The Life of a Socially Awkward F*cking Weirdo

There’s nothing wrong with being a weirdo. No one is born odd or ordinary. Eccentric and normal are both social phenomena. Strange circumstances make strange people. It just so happens that introverts seem to view the world as a profoundly strange place.

By John Lee Pendall

I’m so socially awkward that I bought a hat that says, “Socially Awkward,” on it.

I bought it because 1) I thought it was funny, and 2) I thought it’d be helpful to explain myself right off the bat. If I just blatantly declare, “I’m socially awkward,” then that preemptively cuts offs the inner paranoid who always wonders, “Do they think I’m awkward?”

That was the theory behind it, anyway.

It turns out that I feel even more awkward than usual when I wear it because it draws attention. I don’t like attention, but I can’t seem to make myself invisible. In fact, I do the opposite of that and wear weird shit, sing Elton John while buying beer, and trip over my words when I speak.

There’s nothing wrong with being a weirdo. No one is born odd or ordinary. Eccentric and normal are both social phenomena. Strange circumstances make strange people. It just so happens that introverts seem to view the world as a profoundly strange place.

A lot of us (eccentrics) make the mistake of trying to correct our behavior.

We try to fit in—to tone ourselves down. This doesn’t work because it’s inauthentic. It’s also harmful to us, because it forces us to live as someone else. We can even lose ourselves that way, and not in a healthy, selfless, Zenny kinda way.

Being weird isn’t the problem; wanting to be normal is the problem. All of the…I guess we could call it “negative weirdness,” comes from that. If you’re in a public place, hear Elton John on the radio, and want to sing along—do it. If doing that would make you feel more alive, more genuine, then do it. Singing and dancing in a gas station isn’t going to hurt anyone; it might even make someone else’s day better.

For some reason, women are finally starting to pay attention me. I have no idea why, after 32 years of being an easy, “No,” I’m suddenly catching glances from the opposite sex. I have no idea how to handle this situation, and I’ve never had any male role models in my life to learn from.

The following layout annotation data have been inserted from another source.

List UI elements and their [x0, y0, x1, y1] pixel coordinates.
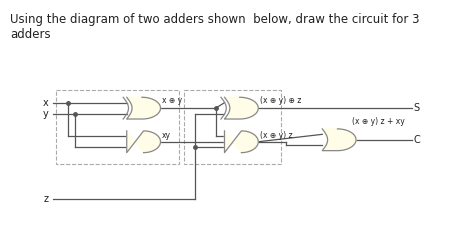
Polygon shape — [322, 129, 356, 151]
Polygon shape — [225, 97, 258, 119]
Text: x: x — [43, 98, 48, 108]
Polygon shape — [127, 97, 161, 119]
Text: xy: xy — [162, 131, 171, 140]
Text: z: z — [44, 194, 48, 204]
Text: y: y — [43, 109, 48, 119]
Text: Using the diagram of two adders shown  below, draw the circuit for 3
adders: Using the diagram of two adders shown be… — [10, 13, 420, 41]
Text: x ⊕ y: x ⊕ y — [162, 96, 182, 105]
Bar — [56, 90, 179, 165]
Polygon shape — [225, 131, 258, 153]
Bar — [183, 90, 282, 165]
Polygon shape — [127, 131, 161, 153]
Text: C: C — [414, 135, 420, 145]
Text: S: S — [414, 103, 420, 113]
Text: (x ⊕ y) z + xy: (x ⊕ y) z + xy — [352, 117, 404, 126]
Text: (x ⊕ y) z: (x ⊕ y) z — [260, 131, 292, 140]
Text: (x ⊕ y) ⊕ z: (x ⊕ y) ⊕ z — [260, 96, 301, 105]
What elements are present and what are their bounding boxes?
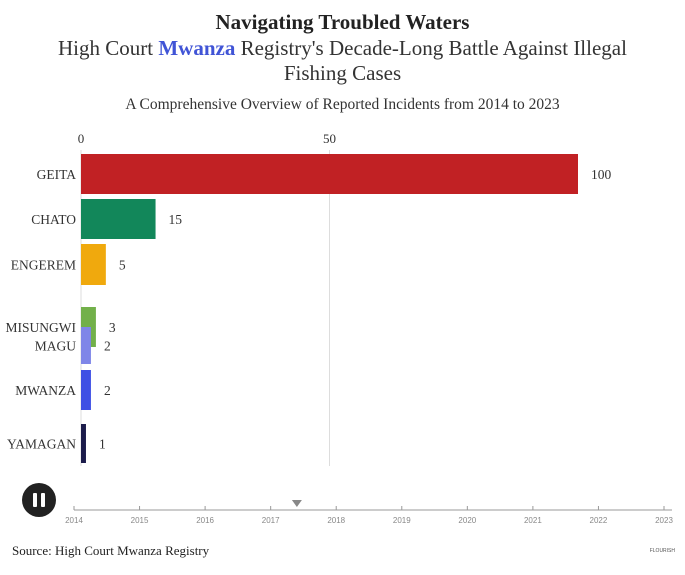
category-label: YAMAGAN (7, 437, 76, 452)
value-label: 15 (169, 212, 183, 227)
chart-subtitle-heading: High Court Mwanza Registry's Decade-Long… (0, 36, 685, 86)
bar[interactable] (81, 199, 156, 239)
value-label: 100 (591, 167, 612, 182)
x-tick-label: 50 (323, 131, 336, 146)
category-label: CHATO (31, 212, 76, 227)
title-sub-prefix: High Court (58, 36, 159, 60)
timeline-year-label: 2020 (458, 516, 476, 525)
timeline-year-label: 2022 (590, 516, 608, 525)
source-note: Source: High Court Mwanza Registry (12, 543, 210, 558)
chart-description: A Comprehensive Overview of Reported Inc… (125, 96, 560, 113)
timeline-year-label: 2018 (327, 516, 345, 525)
category-label: MWANZA (15, 383, 76, 398)
value-labels: 100 15 5 3 2 2 1 (99, 167, 612, 452)
pause-icon-bar (41, 493, 45, 507)
chart-title-block: Navigating Troubled Waters High Court Mw… (0, 8, 685, 86)
timeline-year-label: 2017 (262, 516, 280, 525)
timeline-handle-icon[interactable] (291, 500, 302, 507)
title-highlight-mwanza: Mwanza (158, 36, 236, 60)
value-label: 5 (119, 258, 126, 273)
timeline-year-label: 2016 (196, 516, 214, 525)
bar[interactable] (81, 424, 86, 463)
bar[interactable] (81, 327, 91, 364)
category-label: ENGEREM (11, 258, 76, 273)
gridlines (80, 150, 330, 466)
x-axis: 0 50 (78, 131, 336, 146)
timeline-year-label: 2014 (65, 516, 83, 525)
value-label: 2 (104, 339, 111, 354)
bar[interactable] (81, 370, 91, 410)
value-label: 3 (109, 320, 116, 335)
x-tick-label: 0 (78, 131, 85, 146)
pause-button[interactable] (22, 483, 56, 517)
timeline-year-label: 2019 (393, 516, 411, 525)
value-label: 2 (104, 383, 111, 398)
bar[interactable] (81, 244, 106, 285)
timeline-year-label: 2015 (131, 516, 149, 525)
category-label: GEITA (37, 167, 77, 182)
bars (81, 154, 578, 463)
title-sub-suffix: Registry's Decade-Long Battle Against Il… (235, 36, 627, 85)
pause-icon (33, 493, 37, 507)
timeline-axis[interactable]: 2014 2015 2016 2017 2018 2019 2020 2021 2022 2023 (65, 500, 673, 525)
category-label: MAGU (35, 339, 77, 354)
value-label: 1 (99, 437, 106, 452)
credit-logo: FLOURISH (649, 548, 675, 554)
category-labels: GEITA CHATO ENGEREM MISUNGWI MAGU MWANZA YAMAG… (6, 167, 77, 452)
bar[interactable] (81, 154, 578, 194)
timeline-year-label: 2023 (655, 516, 673, 525)
chart-title: Navigating Troubled Waters (215, 10, 470, 34)
timeline-year-label: 2021 (524, 516, 542, 525)
category-label: MISUNGWI (6, 320, 77, 335)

Totally at ease in myself, I browsed the beer while quietly singing, “Rocket Man,” and I noticed a cute girl smiling at me. I immediately grew self-conscious, looked away, and kind of shuffled uneasily. That moment was an opportunity to connect with someone, and I blew it.

Failing that, it became an opportunity to learn about dependent arising. If there’s fear, then there’s negative weirdness. If there’s fear, that means there’s aversion. Aversion to what? In that case, probably rejection or being judged.

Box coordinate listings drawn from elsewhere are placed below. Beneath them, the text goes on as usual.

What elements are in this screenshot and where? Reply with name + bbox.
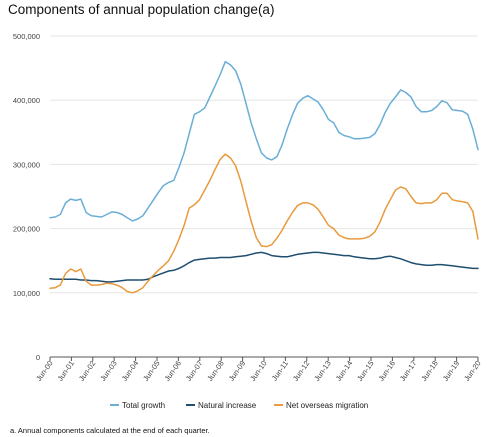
x-tick-label: Jun-20 <box>462 359 483 383</box>
x-tick-label: Jun-05 <box>141 359 162 383</box>
y-tick-label: 300,000 <box>13 160 40 169</box>
x-tick-label: Jun-11 <box>270 359 290 383</box>
x-tick-label: Jun-00 <box>34 359 55 383</box>
footnote: a. Annual components calculated at the e… <box>10 426 210 435</box>
x-tick-label: Jun-09 <box>227 359 248 383</box>
x-tick-label: Jun-14 <box>334 359 355 383</box>
x-tick-label: Jun-01 <box>56 359 77 383</box>
legend-label: Total growth <box>122 401 165 410</box>
series-lines <box>49 60 479 294</box>
y-axis-ticks: 0 100,000 200,000 300,000 400,000 500,000 <box>13 32 40 362</box>
x-tick-label: Jun-07 <box>184 359 205 383</box>
x-tick-label: Jun-03 <box>98 359 119 383</box>
y-tick-label: 400,000 <box>13 96 40 105</box>
x-tick-label: Jun-16 <box>377 359 398 383</box>
x-tick-label: Jun-15 <box>355 359 376 383</box>
series-line-1 <box>49 251 479 283</box>
series-line-2 <box>49 153 479 294</box>
x-tick-label: Jun-02 <box>77 359 98 383</box>
y-tick-label: 100,000 <box>13 289 40 298</box>
legend: Total growth Natural increase Net overseas… <box>110 401 368 410</box>
x-tick-label: Jun-17 <box>398 359 419 383</box>
series-line-0 <box>49 60 479 222</box>
x-axis-ticks: Jun-00 Jun-01 Jun-02 Jun-03 Jun-04 Jun-05 Jun-… <box>34 357 483 383</box>
x-tick-label: Jun-19 <box>441 359 462 383</box>
legend-label: Natural increase <box>198 401 257 410</box>
x-tick-label: Jun-18 <box>419 359 440 383</box>
y-tick-label: 500,000 <box>13 32 40 41</box>
x-tick-label: Jun-13 <box>312 359 333 383</box>
legend-label: Net overseas migration <box>286 401 368 410</box>
x-tick-label: Jun-10 <box>248 359 269 383</box>
x-tick-label: Jun-06 <box>163 359 184 383</box>
gridlines <box>50 35 478 294</box>
y-tick-label: 200,000 <box>13 225 40 234</box>
x-tick-label: Jun-04 <box>120 359 141 383</box>
chart-title: Components of annual population change(a… <box>8 2 275 17</box>
x-tick-label: Jun-12 <box>291 359 312 383</box>
x-tick-label: Jun-08 <box>205 359 226 383</box>
y-tick-label: 0 <box>36 353 40 362</box>
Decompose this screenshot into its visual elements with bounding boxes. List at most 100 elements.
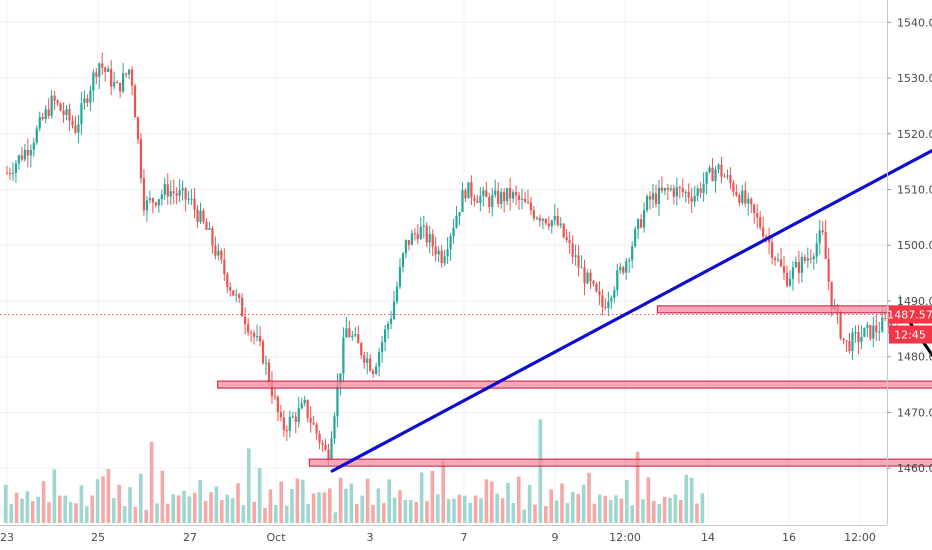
candle-body bbox=[327, 449, 330, 460]
volume-bar bbox=[230, 498, 235, 523]
volume-bar bbox=[209, 492, 213, 523]
candle-body bbox=[422, 225, 425, 227]
candle-body bbox=[321, 442, 324, 445]
x-tick-label: 9 bbox=[552, 531, 559, 544]
volume-bar bbox=[117, 484, 121, 523]
x-tick-label: 14 bbox=[701, 531, 715, 544]
support-zone bbox=[308, 458, 932, 467]
volume-bar bbox=[328, 488, 332, 523]
candle-body bbox=[684, 191, 687, 193]
candle-body bbox=[223, 259, 226, 275]
volume-bar bbox=[495, 493, 499, 523]
candle-body bbox=[511, 192, 515, 199]
candle-body bbox=[59, 103, 62, 111]
candle-body bbox=[369, 358, 372, 371]
trendline bbox=[330, 148, 932, 473]
volume-bar bbox=[236, 483, 240, 523]
price-badge-value: 1487.57 bbox=[887, 309, 932, 322]
volume-bar bbox=[344, 488, 348, 523]
y-tick-label: 1470.00 bbox=[897, 406, 932, 419]
candle-body bbox=[107, 68, 110, 72]
candle-body bbox=[89, 90, 92, 103]
candle-body bbox=[193, 198, 196, 210]
candle-body bbox=[383, 329, 387, 343]
candle-body bbox=[333, 416, 336, 439]
candle-body bbox=[580, 267, 583, 269]
candle-body bbox=[127, 69, 131, 75]
candle-body bbox=[110, 68, 113, 87]
candle-body bbox=[318, 433, 321, 443]
candle-body bbox=[381, 342, 384, 353]
candle-body bbox=[136, 117, 140, 139]
candle-body bbox=[247, 324, 250, 333]
volume-bar bbox=[155, 503, 159, 523]
volume-bar bbox=[571, 491, 575, 523]
candle-body bbox=[446, 249, 449, 257]
candle-body bbox=[83, 98, 86, 104]
candle-body bbox=[113, 82, 116, 87]
candle-body bbox=[62, 110, 65, 115]
candle-body bbox=[863, 327, 866, 337]
candle-body bbox=[470, 182, 473, 198]
candle-body bbox=[517, 195, 521, 201]
candle-body bbox=[449, 236, 452, 250]
volume-bar bbox=[203, 500, 208, 523]
candle-body bbox=[693, 195, 696, 202]
volume-bar bbox=[290, 488, 294, 523]
candle-body bbox=[345, 328, 348, 338]
candle-body bbox=[809, 258, 812, 260]
candle-body bbox=[428, 234, 431, 243]
volume-bar bbox=[139, 473, 143, 523]
volume-bar bbox=[554, 500, 559, 523]
volume-bar bbox=[68, 502, 73, 523]
y-tick-label: 1540.00 bbox=[897, 16, 932, 29]
candle-body bbox=[32, 142, 35, 150]
candle-body bbox=[315, 424, 318, 434]
candle-body bbox=[229, 287, 232, 291]
candle-body bbox=[56, 100, 59, 104]
candle-body bbox=[625, 261, 628, 273]
volume-bar bbox=[133, 506, 138, 523]
volume-bar bbox=[468, 502, 472, 523]
candle-body bbox=[538, 217, 541, 221]
candle-body bbox=[791, 267, 795, 279]
volume-bar bbox=[112, 498, 116, 523]
candle-body bbox=[133, 85, 137, 118]
candle-body bbox=[437, 250, 440, 255]
volume-bar bbox=[338, 477, 343, 523]
candle-body bbox=[455, 216, 458, 228]
x-tick-label: Oct bbox=[266, 531, 286, 544]
candle-body bbox=[547, 223, 550, 227]
candle-body bbox=[297, 408, 300, 422]
volume-bar bbox=[484, 479, 489, 523]
candle-body bbox=[71, 120, 74, 126]
volume-bar bbox=[506, 482, 510, 523]
volume-bar bbox=[581, 484, 586, 523]
volume-bar bbox=[689, 477, 694, 523]
volume-bar bbox=[538, 419, 543, 523]
y-tick-label: 1500.00 bbox=[897, 239, 932, 252]
candle-body bbox=[386, 323, 390, 330]
candle-body bbox=[26, 149, 29, 156]
candle-body bbox=[875, 325, 878, 332]
candle-body bbox=[267, 362, 271, 383]
volume-bar bbox=[176, 495, 181, 523]
volume-bar bbox=[517, 476, 521, 523]
volume-bar bbox=[452, 498, 456, 523]
candle-body bbox=[541, 219, 544, 221]
candle-body bbox=[172, 191, 175, 194]
volume-bar bbox=[457, 494, 462, 523]
volume-bar bbox=[425, 501, 429, 523]
volume-bar bbox=[479, 497, 483, 523]
candle-body bbox=[312, 422, 315, 425]
candle-body bbox=[702, 183, 705, 193]
candle-body bbox=[145, 200, 149, 211]
volume-bar bbox=[198, 480, 202, 523]
x-tick-label: 7 bbox=[461, 531, 468, 544]
volume-bar bbox=[241, 505, 246, 523]
volume-bar bbox=[614, 495, 618, 523]
candle-body bbox=[163, 184, 166, 195]
candle-body bbox=[452, 227, 455, 237]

But here’s the thing, my fellow weirdos, there’s no reason to dislike rejection.

It’s not like it’s a law or anything. “If you’re rejected, you must feel bad and hate yourself or else.” Rejection tickles parts of the brain related to physical pain. Why? Because the brain’s a potato hooked up to electrodes. Zap here, and that happens; zap there, this happens. Four years of psychology classes made me respect how astonishingly complex it is, but it also showed how incredibly dumb it is as well.

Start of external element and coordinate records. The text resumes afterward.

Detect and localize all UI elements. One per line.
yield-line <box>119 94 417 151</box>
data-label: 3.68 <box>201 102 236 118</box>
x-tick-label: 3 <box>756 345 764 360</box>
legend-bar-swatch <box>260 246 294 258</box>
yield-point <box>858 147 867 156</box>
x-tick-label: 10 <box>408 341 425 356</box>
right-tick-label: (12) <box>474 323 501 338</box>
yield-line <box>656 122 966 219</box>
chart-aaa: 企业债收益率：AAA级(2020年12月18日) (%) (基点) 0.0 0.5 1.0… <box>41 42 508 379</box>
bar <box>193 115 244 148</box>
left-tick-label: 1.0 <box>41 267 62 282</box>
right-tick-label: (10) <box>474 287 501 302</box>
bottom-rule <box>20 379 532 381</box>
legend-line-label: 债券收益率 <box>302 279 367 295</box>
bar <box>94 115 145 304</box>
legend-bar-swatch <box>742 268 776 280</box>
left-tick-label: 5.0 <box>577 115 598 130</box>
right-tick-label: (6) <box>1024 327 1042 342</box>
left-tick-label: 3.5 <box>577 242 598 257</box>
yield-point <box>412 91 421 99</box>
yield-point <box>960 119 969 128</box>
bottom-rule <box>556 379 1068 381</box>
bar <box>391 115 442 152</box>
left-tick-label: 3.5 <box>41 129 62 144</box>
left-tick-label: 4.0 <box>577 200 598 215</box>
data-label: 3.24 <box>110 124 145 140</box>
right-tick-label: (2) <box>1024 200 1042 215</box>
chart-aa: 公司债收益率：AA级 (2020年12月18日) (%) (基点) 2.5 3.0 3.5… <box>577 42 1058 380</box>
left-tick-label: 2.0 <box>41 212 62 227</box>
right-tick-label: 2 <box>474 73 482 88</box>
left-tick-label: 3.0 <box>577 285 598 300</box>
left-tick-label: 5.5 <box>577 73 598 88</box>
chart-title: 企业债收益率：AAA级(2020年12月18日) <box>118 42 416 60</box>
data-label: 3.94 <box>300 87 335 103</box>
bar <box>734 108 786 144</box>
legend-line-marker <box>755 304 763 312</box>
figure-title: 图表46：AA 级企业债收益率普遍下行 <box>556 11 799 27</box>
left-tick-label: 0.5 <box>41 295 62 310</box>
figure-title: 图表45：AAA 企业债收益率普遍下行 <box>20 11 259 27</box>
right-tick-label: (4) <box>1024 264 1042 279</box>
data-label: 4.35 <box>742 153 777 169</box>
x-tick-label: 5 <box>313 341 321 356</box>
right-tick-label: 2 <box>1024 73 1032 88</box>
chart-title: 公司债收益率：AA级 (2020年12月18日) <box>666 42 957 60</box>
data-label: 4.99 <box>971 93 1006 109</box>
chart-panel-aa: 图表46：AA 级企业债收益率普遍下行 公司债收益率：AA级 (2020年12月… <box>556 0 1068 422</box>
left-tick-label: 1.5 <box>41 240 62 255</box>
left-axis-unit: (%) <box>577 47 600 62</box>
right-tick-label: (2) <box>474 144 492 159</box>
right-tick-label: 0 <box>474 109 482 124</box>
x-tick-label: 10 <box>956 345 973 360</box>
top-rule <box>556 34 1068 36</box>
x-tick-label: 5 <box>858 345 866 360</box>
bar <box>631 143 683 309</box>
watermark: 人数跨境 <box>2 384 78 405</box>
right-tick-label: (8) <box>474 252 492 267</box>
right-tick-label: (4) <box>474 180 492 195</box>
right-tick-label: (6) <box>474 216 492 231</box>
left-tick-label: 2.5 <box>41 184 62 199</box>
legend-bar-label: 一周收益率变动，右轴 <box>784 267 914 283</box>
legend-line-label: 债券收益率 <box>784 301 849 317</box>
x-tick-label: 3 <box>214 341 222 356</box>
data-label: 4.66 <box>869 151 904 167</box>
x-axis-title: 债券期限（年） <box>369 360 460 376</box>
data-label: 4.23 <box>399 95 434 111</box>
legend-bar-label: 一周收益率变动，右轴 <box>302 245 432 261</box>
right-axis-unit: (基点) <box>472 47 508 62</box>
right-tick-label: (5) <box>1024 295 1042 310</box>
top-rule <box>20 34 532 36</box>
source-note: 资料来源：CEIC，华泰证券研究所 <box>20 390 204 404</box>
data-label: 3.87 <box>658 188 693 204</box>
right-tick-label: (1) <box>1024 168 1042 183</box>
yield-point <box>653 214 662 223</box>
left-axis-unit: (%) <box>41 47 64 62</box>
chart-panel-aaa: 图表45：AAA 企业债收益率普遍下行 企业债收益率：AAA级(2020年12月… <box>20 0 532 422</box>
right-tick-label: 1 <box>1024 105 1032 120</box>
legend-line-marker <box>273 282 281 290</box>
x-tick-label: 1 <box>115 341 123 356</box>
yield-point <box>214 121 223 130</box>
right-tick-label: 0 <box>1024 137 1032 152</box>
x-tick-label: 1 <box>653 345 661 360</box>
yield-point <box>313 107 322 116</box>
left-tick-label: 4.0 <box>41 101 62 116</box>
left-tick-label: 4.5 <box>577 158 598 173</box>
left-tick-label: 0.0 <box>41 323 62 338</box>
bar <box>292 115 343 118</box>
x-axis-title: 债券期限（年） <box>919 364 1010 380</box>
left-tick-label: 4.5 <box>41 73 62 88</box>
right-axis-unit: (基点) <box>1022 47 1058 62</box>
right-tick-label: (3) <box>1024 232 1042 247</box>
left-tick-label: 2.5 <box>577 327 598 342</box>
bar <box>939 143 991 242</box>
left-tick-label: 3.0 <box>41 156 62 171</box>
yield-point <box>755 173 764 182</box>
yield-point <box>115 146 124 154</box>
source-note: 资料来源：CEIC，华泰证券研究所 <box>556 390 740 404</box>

The brain’s built for speed and energy conservation, not accuracy, so not everything it does makes sense. If the fastest route between two points is running headfirst through a metaphorical brick wall, the brain’s gonna automatically choose that option. The simplest, most energy-efficient way to avoid rejection is to not interact with anyone who’d hurt you by rejecting you.

Neural pathways aren’t destiny. The brain can change; we can make it change by using its fanatical love for repetition against it.

Over and over we remind ourselves that pain is pain, and rejection is rejection. They’re not the same thing. If they were the same, then all pain would be synonymous with rejection. If I stubbed my toe on a chair, I’d cry out, “Why don’t you love me?”

Pain and rejection are just connected through grasping. Rejection + grasping at acceptance = pain. Without that grasping, there’s no link between the two. If we no longer crave acceptance, then we can’t be hurt by rejection.

If we strengthen and support that view with meditation and basic morality, then we’re practicing Buddhism.

None of us chose to be eccentrics, and there’s no point in trying to be someone else. Our mission is to empty out the toxic bits; like amputating a diseased limb. Fortunately, it’s a phantom limb. Once it’s gone, we realize it was never really there—never really us.

That said, we can’t take that on faith, we’ve gotta lop it off and no one can do it for us. Buddha can’t do it for us. Not even Christ and his miraculous leper-healing abilities could treat this disease. The only way is to take out our saws and get to work.

Each meditation session, each moment of mindfulness, kindness, or generosity takes us deeper, one layer at a time. It’s not easy, and it can be painful in itself. Our minds will throw up every possible excuse for us to stop, but if we can keep going we’ll finally be able to be ourselves in any situation—without fear, without suffering.

We can let our freak flags fly without shame or pride. Flying them just because that’s the way we are.